Last week, New York Encounter held a conference on the theme of Freedom. One of the presenters was Dr. Dermot Quinn of the GK Chesterton Institute for Faith & Culture at Seton Hall University – who spoke on Chesterton & Freedom. Suzanne Lewis writes a nice little summary of Dr. Quinn’s talk, with my own reflection below. Excerpt, emphasis mine:
“Chesterton knew freedom’s power and its limits, its creative and destructive capacity, [how] it could make or break us. The task of our life, all our lives, is [to discover] when to embrace freedom and when to leave it alone.”
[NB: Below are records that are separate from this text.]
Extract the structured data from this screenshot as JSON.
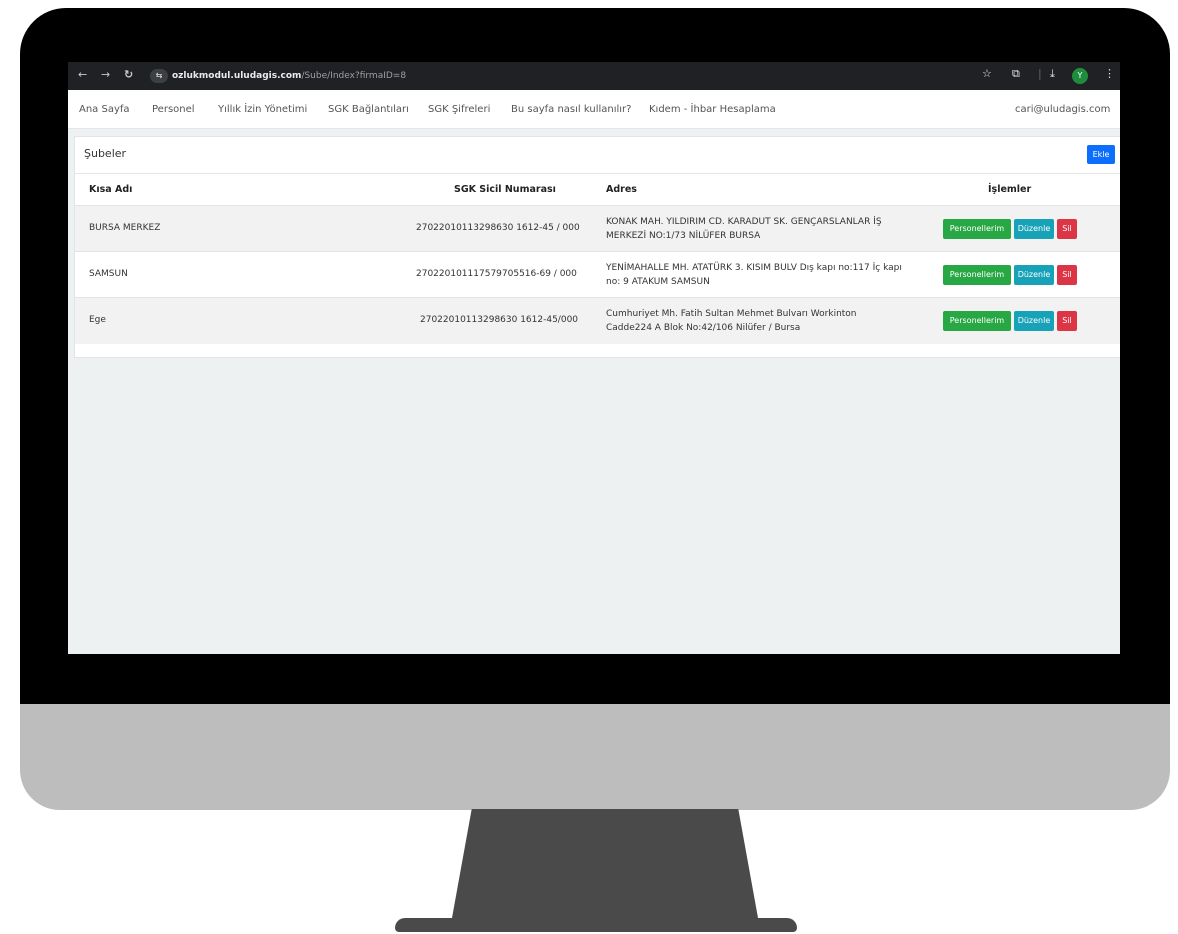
{
  "browser": {
    "url_host": "ozlukmodul.uludagis.com",
    "url_path": "/Sube/Index?firmaID=8",
    "profile_initial": "Y"
  },
  "nav": {
    "links": [
      "Ana Sayfa",
      "Personel",
      "Yıllık İzin Yönetimi",
      "SGK Bağlantıları",
      "SGK Şifreleri",
      "Bu sayfa nasıl kullanılır?",
      "Kıdem - İhbar Hesaplama"
    ],
    "user_email": "cari@uludagis.com"
  },
  "panel": {
    "title": "Şubeler",
    "add_label": "Ekle"
  },
  "table": {
    "headers": [
      "Kısa Adı",
      "SGK Sicil Numarası",
      "Adres",
      "İşlemler"
    ],
    "rows": [
      {
        "short_name": "BURSA MERKEZ",
        "sgk_no": "27022010113298630 1612-45 / 000",
        "address_1": "KONAK MAH. YILDIRIM CD. KARADUT SK. GENÇARSLANLAR İŞ",
        "address_2": "MERKEZİ NO:1/73 NİLÜFER BURSA"
      },
      {
        "short_name": "SAMSUN",
        "sgk_no": "270220101117579705516-69 / 000",
        "address_1": "YENİMAHALLE MH. ATATÜRK 3. KISIM BULV Dış kapı no:117 İç kapı",
        "address_2": "no: 9 ATAKUM SAMSUN"
      },
      {
        "short_name": "Ege",
        "sgk_no": "27022010113298630 1612-45/000",
        "address_1": "Cumhuriyet Mh. Fatih Sultan Mehmet Bulvarı Workinton",
        "address_2": "Cadde224 A Blok No:42/106 Nilüfer / Bursa"
      }
    ],
    "actions": {
      "staff": "Personellerim",
      "edit": "Düzenle",
      "delete": "Sil"
    }
  },
  "colors": {
    "primary": "#0d6efd",
    "success": "#28a745",
    "info": "#17a2b8",
    "danger": "#dc3545"
  }
}
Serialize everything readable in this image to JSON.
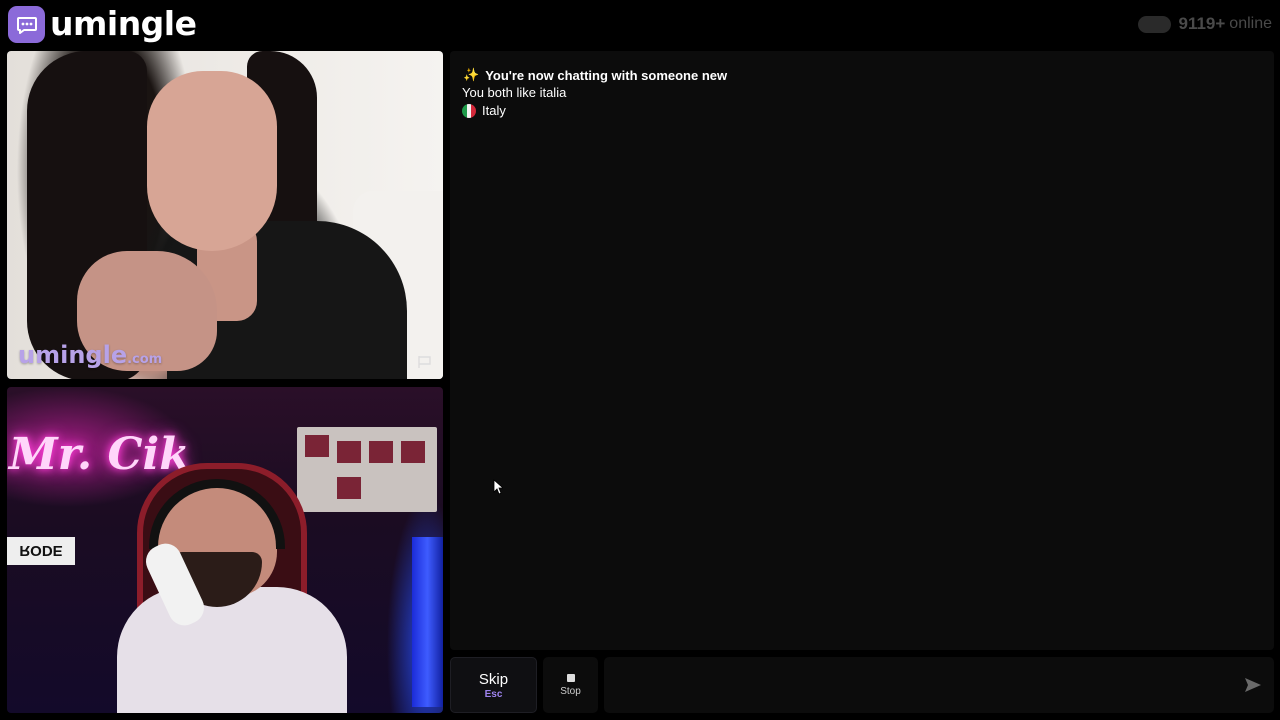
{
  "header": {
    "brand": "umingle",
    "online_count": "9119+",
    "online_label": "online"
  },
  "stranger_video": {
    "watermark_main": "umingle",
    "watermark_suffix": ".com"
  },
  "self_video": {
    "neon_sign": "Mr. Cik",
    "mic_brand": "RODE"
  },
  "chat": {
    "system_line": "You're now chatting with someone new",
    "common_interest": "You both like italia",
    "country": "Italy"
  },
  "controls": {
    "skip_label": "Skip",
    "skip_key": "Esc",
    "stop_label": "Stop",
    "message_placeholder": ""
  },
  "colors": {
    "accent": "#8b6ad9",
    "watermark": "#b7a2e8",
    "skip_key": "#9e83ee"
  }
}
Quinn went on to sketch out these two faces of freedom, as found in Chesterton’s work. He quoted Chesterton’s remark: “I did not understand what was meant by liberty until I heard it called by the new name of human dignity.” For G.K. Chesterton, then, liberty is an altogether mystical thing, a divine spark, and way for human beings to participate in the life of God. Quinn went on to quote from Chesterton’s essay, Babies and Distributism: “A child is the very sign and sacrament of human freedom… he is something his parents have freely chosen to produce and protect.”
Do read the whole thing here… (there appear to be a few other interesting essays on Chesterton as well).
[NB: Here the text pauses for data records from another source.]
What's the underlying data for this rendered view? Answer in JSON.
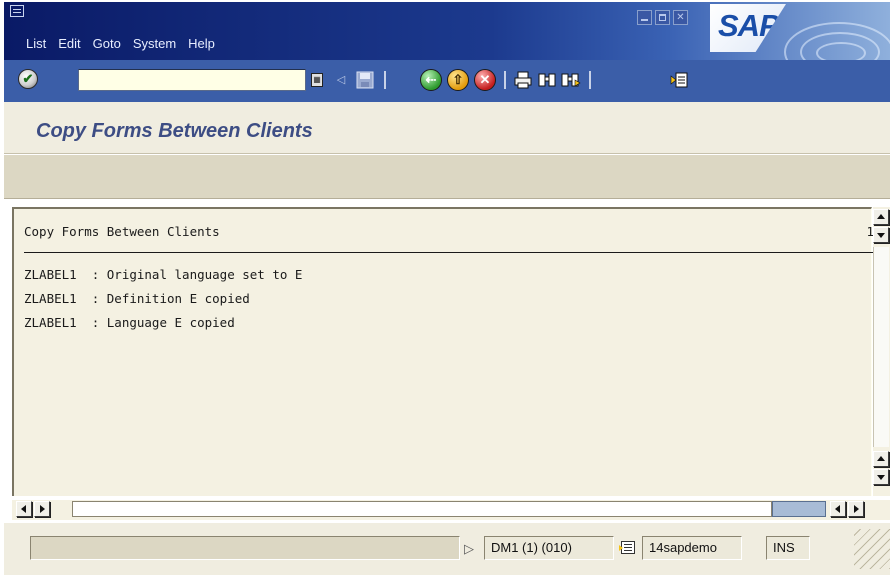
{
  "menubar": {
    "items": [
      "List",
      "Edit",
      "Goto",
      "System",
      "Help"
    ],
    "logo_text": "SAP"
  },
  "toolbar": {
    "command_field_value": "",
    "command_field_placeholder": "",
    "icons": [
      "enter-icon",
      "command-history-icon",
      "back-arrow-icon",
      "save-icon",
      "back-icon",
      "exit-icon",
      "cancel-icon",
      "print-icon",
      "find-icon",
      "find-next-icon",
      "create-session-icon"
    ]
  },
  "title_area": {
    "title": "Copy Forms Between Clients"
  },
  "list": {
    "header": "Copy Forms Between Clients",
    "page_number": "1",
    "lines": [
      "ZLABEL1  : Original language set to E",
      "ZLABEL1  : Definition E copied",
      "ZLABEL1  : Language E copied"
    ]
  },
  "status_bar": {
    "message": "",
    "system": "DM1 (1) (010)",
    "server": "14sapdemo",
    "mode": "INS"
  },
  "colors": {
    "menubar_dark": "#0a1a66",
    "toolbar_blue": "#3b5ea8",
    "title_text": "#3d4d84",
    "list_bg": "#f4f1e2",
    "chrome_bg": "#f0ede0"
  }
}
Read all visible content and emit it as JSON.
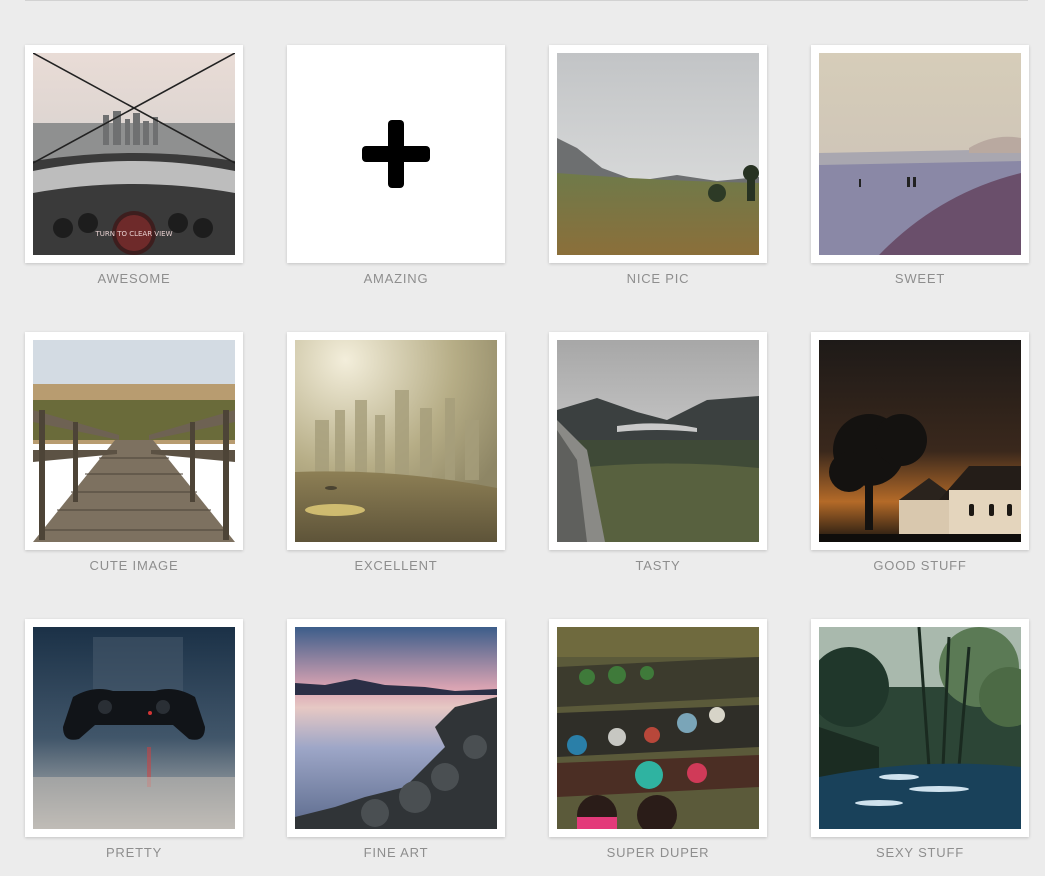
{
  "gallery": {
    "items": [
      {
        "caption": "AWESOME",
        "image": "city-skyline-from-helicopter-window-photo"
      },
      {
        "caption": "AMAZING",
        "image": "add-new-plus-icon"
      },
      {
        "caption": "NICE PIC",
        "image": "mountain-valley-meadow-photo"
      },
      {
        "caption": "SWEET",
        "image": "misty-beach-shoreline-photo"
      },
      {
        "caption": "CUTE IMAGE",
        "image": "wooden-boardwalk-bridge-photo"
      },
      {
        "caption": "EXCELLENT",
        "image": "hazy-golden-city-lake-photo"
      },
      {
        "caption": "TASTY",
        "image": "green-highland-valley-photo"
      },
      {
        "caption": "GOOD STUFF",
        "image": "church-at-night-sky-photo"
      },
      {
        "caption": "PRETTY",
        "image": "game-controller-photo"
      },
      {
        "caption": "FINE ART",
        "image": "rocky-lake-sunset-photo"
      },
      {
        "caption": "SUPER DUPER",
        "image": "floating-market-boats-photo"
      },
      {
        "caption": "SEXY STUFF",
        "image": "forest-stream-photo"
      }
    ]
  },
  "overlays": {
    "sign_text": "TURN TO CLEAR VIEW"
  }
}
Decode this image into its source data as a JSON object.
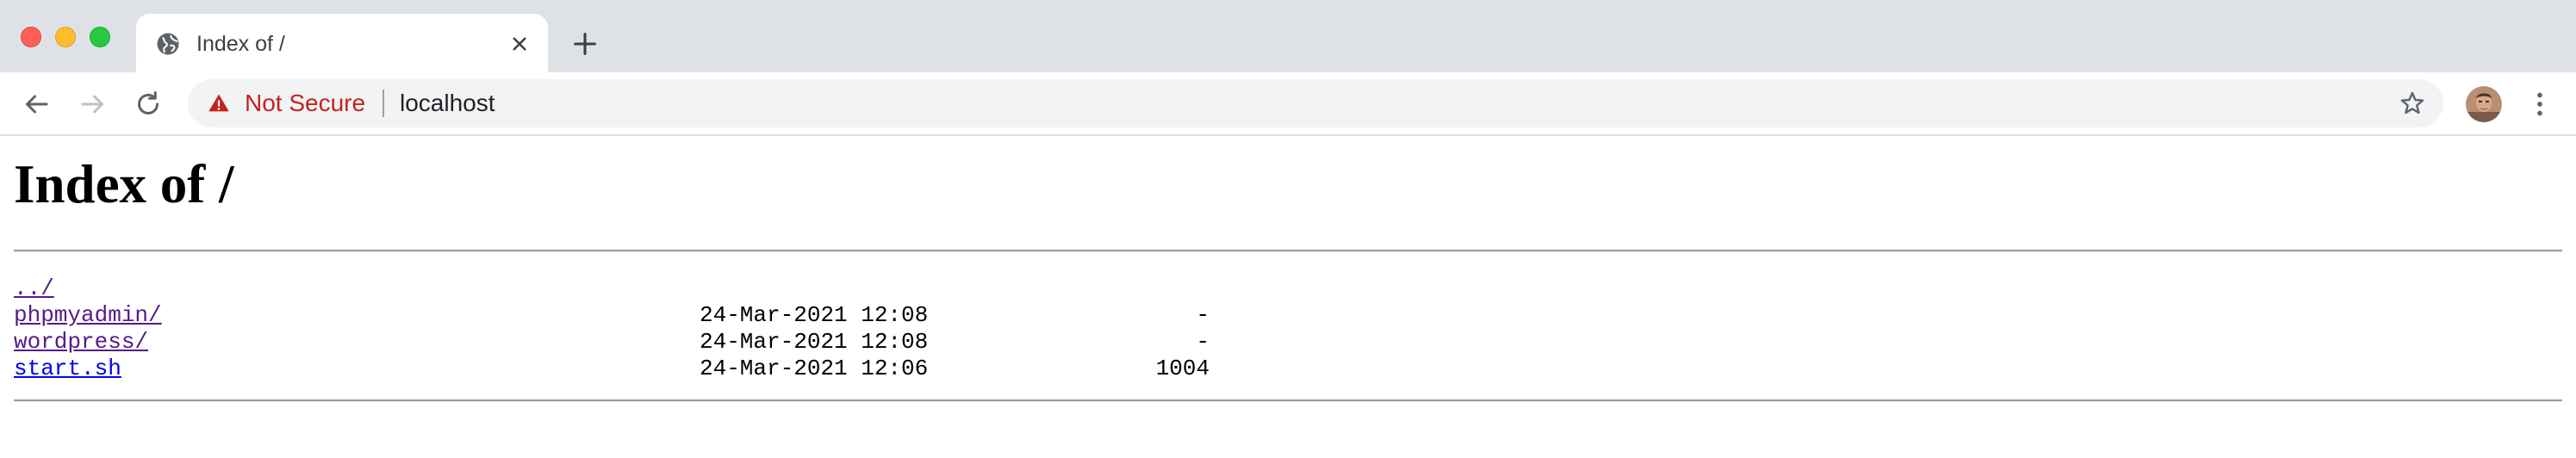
{
  "browser": {
    "tab": {
      "title": "Index of /",
      "favicon": "globe-icon"
    },
    "new_tab_icon": "plus-icon",
    "nav": {
      "back_icon": "arrow-left-icon",
      "forward_icon": "arrow-right-icon",
      "reload_icon": "reload-icon"
    },
    "omnibox": {
      "security_icon": "warning-triangle-icon",
      "security_label": "Not Secure",
      "security_color": "#c5221f",
      "url": "localhost",
      "bookmark_icon": "star-outline-icon"
    },
    "profile_icon": "avatar",
    "menu_icon": "kebab-menu-icon"
  },
  "page": {
    "title": "Index of /",
    "link_color": "#0000ee",
    "visited_link_color": "#551a8b",
    "entries": [
      {
        "name": "../",
        "date": "",
        "size": "",
        "visited": true
      },
      {
        "name": "phpmyadmin/",
        "date": "24-Mar-2021 12:08",
        "size": "-",
        "visited": true
      },
      {
        "name": "wordpress/",
        "date": "24-Mar-2021 12:08",
        "size": "-",
        "visited": true
      },
      {
        "name": "start.sh",
        "date": "24-Mar-2021 12:06",
        "size": "1004",
        "visited": false
      }
    ]
  }
}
The topic calls to mind conversations we’ve had in ACS. Just the other day I was talking with Nathan about freedom/limitation – you may recall that great quote of GK’s about ‘the frame being the most interesting part of the painting’…
One analogy I like to use is that of the RULES of a basketball game, and the sidelines and endlines… without them, we would never have witnessed the artistry of Michael Jordan. Or – the scales and strict musical education endured by Mozart- without them, he never would have been cultivated to later produce his body of work which stunned the music world. Or – on any of the great writers – they needed first a MASTERY of the grammar of their language before they could play with language creatively. You cannot write (at least not excellently) in metaphors, with playfulness, without having a full grasp of the rules of the language you are writing in.
You can’t BREAK the rules until you KNOW the rules – thereby acquiring a sense of when and where they can be broken or stretched without totally deconstructing the genre or FORM of the thing you are creating.
Otherwise you end up with nothing but Jackson Pollock paint splatter… the cheating-bully-ball-hog on your playground basketball team… the kid banging on the piano in discordant cacophony. These are not the starting points of beauty – not, to extend the idea, the true aim of liberty, and not the full expression of the dignity of man. These are, rather, stunted and dead-end outcomes of disordered freedom.
Which is why I particularly relish the GKC quote Dr. Quinn cited in his talk:
“Every one of the popular modern phrases and ideals is a dodge in order to shirk the problem of what is good.”
He does have a knack for getting to the heart of it, doesn’t he? WHAT IS GOOD? Without a properly ordered vision of the good, individually and collectively, man is bound to sow and reap confusion. Even presumed virtues such as “freedom” become distorted, run rampant, or are perceived outside their proper place as ends in themselves.